By Stuart Brotman
May 20, 2015 at 5:00 am ET
The Media Institute recently unveiled an analysis that implements a new approach for assessing a country’s broadband Internet capabilities. My five-year study, “Net Vitality: Identifying the Top-Tier Global Broadband Internet Ecosystem Leaders,“ identifies five countries leading in their deployment and use of the broadband Internet ecosystem. The study is based on 52 indices that assess applications and content, devices, and networks, along with relevant macroeconomic factors. The top-tier country leaders of the Net Vitality Index are the United States, South Korea, Japan, the United Kingdom and France.
These global broadband Internet leaders exemplify an ability to set a course that favors competitive time over political time. This policy preference reflects an understanding that it often takes at least a decade, if not more, for an industry to create competitive advantage. This is because it takes years to upgrade human skills, invest in products and processes, build interdependent clusters (e.g., the broadband Internet ecosystem) and penetrate foreign markets.
As fast as Internet growth has been in recent years, it still is in the process of building up competitive advantage on a national basis. Developing a regulatory regime this early on may be well intentioned, even politically palatable. But it also poses a real potential barrier to the U.S. and other top-tier global broadband Internet leaders as they continue to build up their own competitive advantages.
Synchronizing the competitive time for companies, which represent a long time arc, with the shorter political time represented by two- and four-year election cycles, is a policy challenge that all the broadband global Internet leaders are facing. The top-tier global broadband Internet leaders understand the importance of a long-term view, and in varying degrees have exhibited greater patience than the political system may be advocating at a particular moment in time. As Harvard University Professor Michael Porter has commented, “Policies that unconsciously undermine innovation and dynamism represent the most common and most profound error” in government policymaking. The top-tier global broadband leaders would be well advised to pay greater attention to this concern as they attempt to balance the interests of competitive and political time.
These countries have benefited most when government is a catalyst and challenger. By encouraging companies to raise their aspirations and move to higher levels of competitive performance, governments of the five leading Net Vitality Index countries have been able to capitalize best on the favorable attributes that each country has in place.
It is not enough to set the policy bar to achieve an Open Internet. As a fuller understanding of the broadband Internet ecosystem reveals, the goal should be a Wide Open Internet, within each country and around the world. The idea of Net Vitality should become an important element of the policy discussion in the United States and elsewhere, further supporting the innovation and investment that has brought us so far to date.

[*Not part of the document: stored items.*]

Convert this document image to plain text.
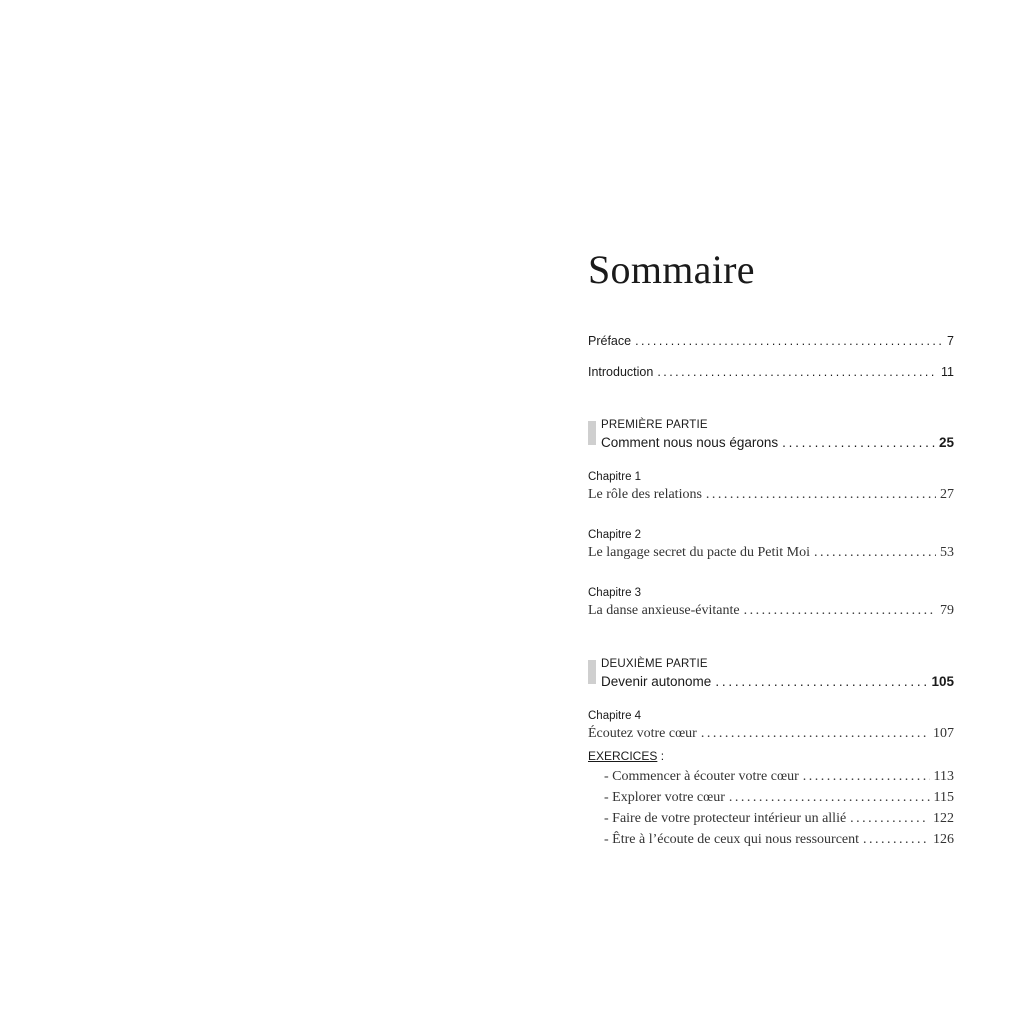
Sommaire
Préface . . .	7
Introduction . . .	11
PREMIÈRE PARTIE
Comment nous nous égarons . . .	25
Chapitre 1
Le rôle des relations . . .	27
Chapitre 2
Le langage secret du pacte du Petit Moi . . .	53
Chapitre 3
La danse anxieuse-évitante . . .	79
DEUXIÈME PARTIE
Devenir autonome . . .	105
Chapitre 4
Écoutez votre cœur . . .	107
EXERCICES :
- Commencer à écouter votre cœur . . .	113
- Explorer votre cœur . . .	115
- Faire de votre protecteur intérieur un allié . . .	122
- Être à l’écoute de ceux qui nous ressourcent . . .	126
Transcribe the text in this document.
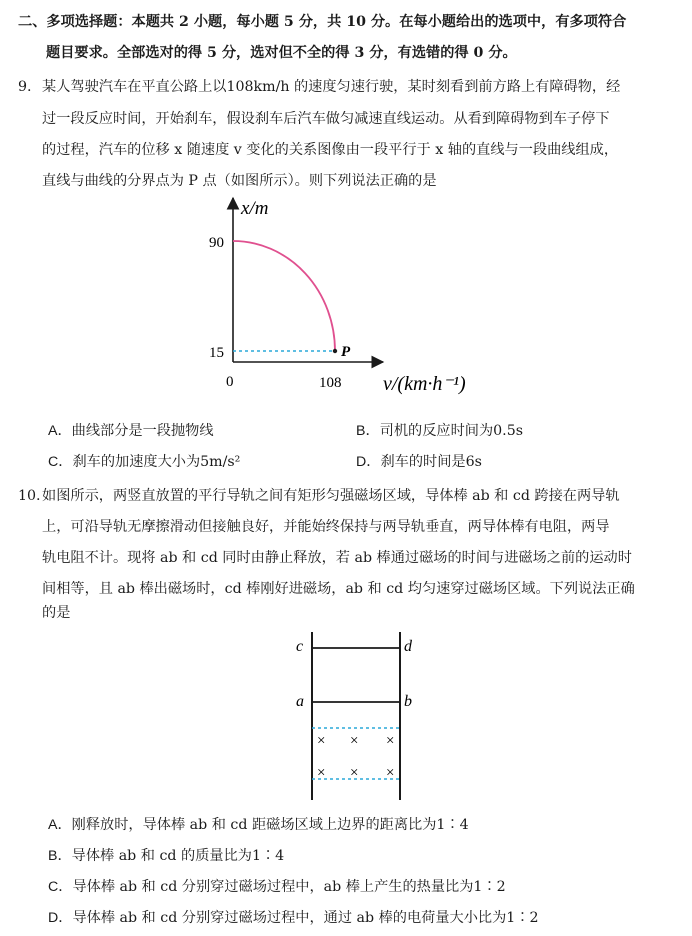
二、多项选择题：本题共 2 小题，每小题 5 分，共 10 分。在每小题给出的选项中，有多项符合
题目要求。全部选对的得 5 分，选对但不全的得 3 分，有选错的得 0 分。
9. 某人驾驶汽车在平直公路上以108km/h 的速度匀速行驶，某时刻看到前方路上有障碍物，经
过一段反应时间，开始刹车，假设刹车后汽车做匀减速直线运动。从看到障碍物到车子停下
的过程，汽车的位移 x 随速度 v 变化的关系图像由一段平行于 x 轴的直线与一段曲线组成，
直线与曲线的分界点为 P 点（如图所示）。则下列说法正确的是
x/m
90
15
0	108
P
v/(km·h⁻¹)
A．曲线部分是一段抛物线	B．司机的反应时间为0.5s
C．刹车的加速度大小为5m/s²	D．刹车的时间是6s
10. 如图所示，两竖直放置的平行导轨之间有矩形匀强磁场区域，导体棒 ab 和 cd 跨接在两导轨
上，可沿导轨无摩擦滑动但接触良好，并能始终保持与两导轨垂直，两导体棒有电阻，两导
轨电阻不计。现将 ab 和 cd 同时由静止释放，若 ab 棒通过磁场的时间与进磁场之前的运动时
间相等，且 ab 棒出磁场时，cd 棒刚好进磁场，ab 和 cd 均匀速穿过磁场区域。下列说法正确
的是
c	d
a	b
× × ×
× × ×
A．刚释放时，导体棒 ab 和 cd 距磁场区域上边界的距离比为1∶4
B．导体棒 ab 和 cd 的质量比为1∶4
C．导体棒 ab 和 cd 分别穿过磁场过程中，ab 棒上产生的热量比为1∶2
D．导体棒 ab 和 cd 分别穿过磁场过程中，通过 ab 棒的电荷量大小比为1∶2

Innovation and investment promise even greater impact for all users as the speed of Internet time continues apace. They are the most important building blocks for government policymakers to take into account if Net Vitality is to maximize the full potential of the broadband Internet ecosystem in the future.
Stuart N. Brotman is a faculty member at Harvard Law School and a Nonresident Senior Fellow at The Brookings Institution’s Center for Technology Innovation. He also serves on The Media Institute’s Global Internet Freedom Advisory Council.